Soil fertility in Africa is under pressure and heavily depleted of their Soil Organic Carbon (SOC) (Smaling et al 1996). It is also estimated that topsoils have lost between 20-50% of their original C content. However, data on the status of soils in Africa is scattered and there exists few comprehensive soil maps to support accurate data about SOC.
Baseline information is needed not only to support the question of potential for sequestration of Carbon, but as an indicator for strategic interventions linked to food security in the future. The question of SOC should be divorced from the politics of Carbon Financing and climate change and focus on the food needs of the continent.
The solution to soil fertility lies on the small scale farmers and their soil management practices. The role of Indigenous knowledge systems yet again has a great role to play in this sector.
2.2 Existing solutions
There exists different mechanisms that can be used to improve soil fertility, however, improving SOC involves an integrated approach to land use management.

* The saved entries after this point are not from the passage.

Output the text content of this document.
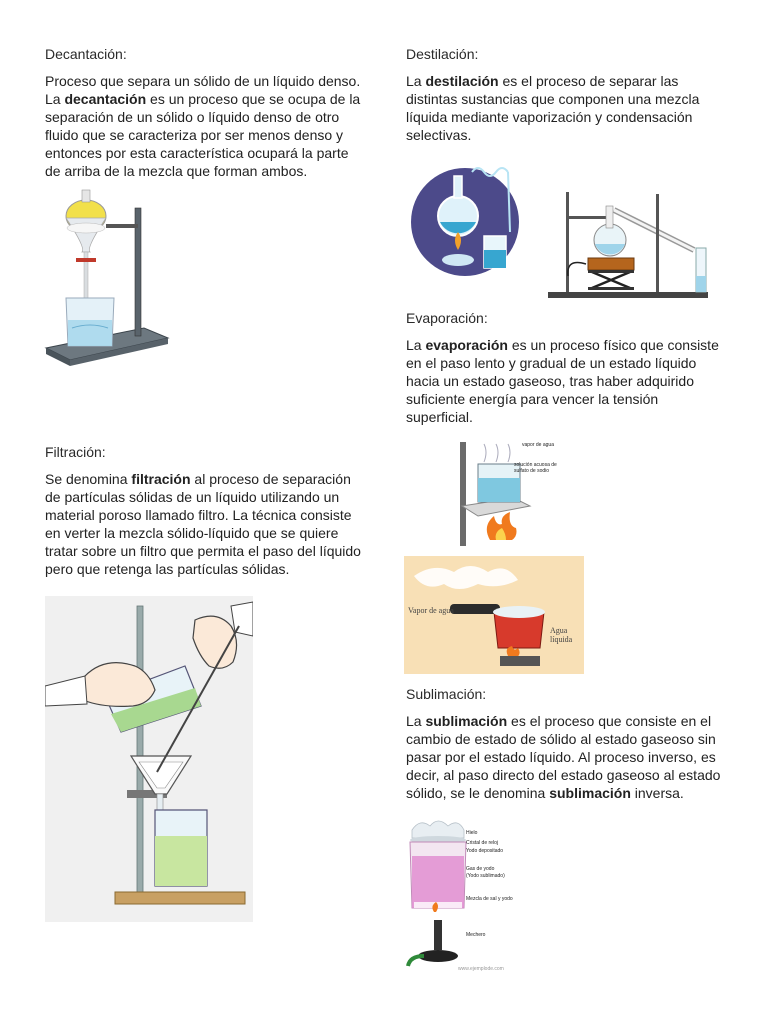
Decantación:
Proceso que separa un sólido de un líquido denso. La decantación es un proceso que se ocupa de la separación de un sólido o líquido denso de otro fluido que se caracteriza por ser menos denso y entonces por esta característica ocupará la parte de arriba de la mezcla que forman ambos.
Destilación:
La destilación es el proceso de separar las distintas sustancias que componen una mezcla líquida mediante vaporización y condensación selectivas.
Evaporación:
La evaporación es un proceso físico que consiste en el paso lento y gradual de un estado líquido hacia un estado gaseoso, tras haber adquirido suficiente energía para vencer la tensión superficial.
vapor de agua
solución acuosa de sulfato de sodio
Vapor de agua
Agua líquida
Filtración:
Se denomina filtración al proceso de separación de partículas sólidas de un líquido utilizando un material poroso llamado filtro. La técnica consiste en verter la mezcla sólido-líquido que se quiere tratar sobre un filtro que permita el paso del líquido pero que retenga las partículas sólidas.
Sublimación:
La sublimación es el proceso que consiste en el cambio de estado de sólido al estado gaseoso sin pasar por el estado líquido. Al proceso inverso, es decir, al paso directo del estado gaseoso al estado sólido, se le denomina sublimación inversa.
Hielo
Cristal de reloj
Yodo depositado
Gas de yodo
(Yodo sublimado)
Mezcla de sal y yodo
Mechero
www.ejemplode.com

The Kyoto Protocol and Africa
The Kyoto Protocol to the United Nations Framework Convention on Climate Change (United Nations 1998) established the rules of the game in which Africa countries are players. For example, Article 10 sets out a key principle for the Parties. It states “All Parties (African countries included), taking into account their common and differentiated responsibilities and their specific national and regional development priorities, objectives and circumstances….shall:
(a) Formulate, where relevant and to the extent possible, cost-effective national, and where appropriate, regional programmes to improve the quality of local emission factors, activity data and/or models which reflect the socio-economic conditions of each party for the preparation and periodic updating of national inventories of anthropogenic emissions by sources and removals by sinks of all greenhouse gases not controlled by the Montreal Protocol, using comparable methodologies….
(b) Formulate, implement, publish and regularly update national, and where appropriate, regional programmes containing measures to mitigate climate change and measures to facilitate adequate adaptation to climate change.
(c) Cooperate in the promotion of effective modalities for the development and diffusion of, and take all practicable steps to promote, facilitate and finance, as appropriate, the transfer of, access to, environmentally sound technologies, know-how, practices and processes pertinent to climate change, in particular to developing countries, including the formulation of policies and programmes for the effective transfer of environmentally sound technologies that are publicly owned or in the public domain and the creation of an enabling environment for the private sector, to promote and enhance the transfer of, access to, environmentally sound technologies.
There are five other sections of this Article dealing with cooperation in scientific and technical research; development and implementation of education and training programmes (i.e. capacity building); and communication.
The point is that the Protocol contains principles and commitments which Parties signatory to the same are expected to observe in the context of international cooperation. It is also useful to remember that the Kyoto Protocol stays in force until 2012 when a new framework agreement will hopefully supersede it.
Unfortunately, the Protocol is perhaps the most cited and least read international instrument.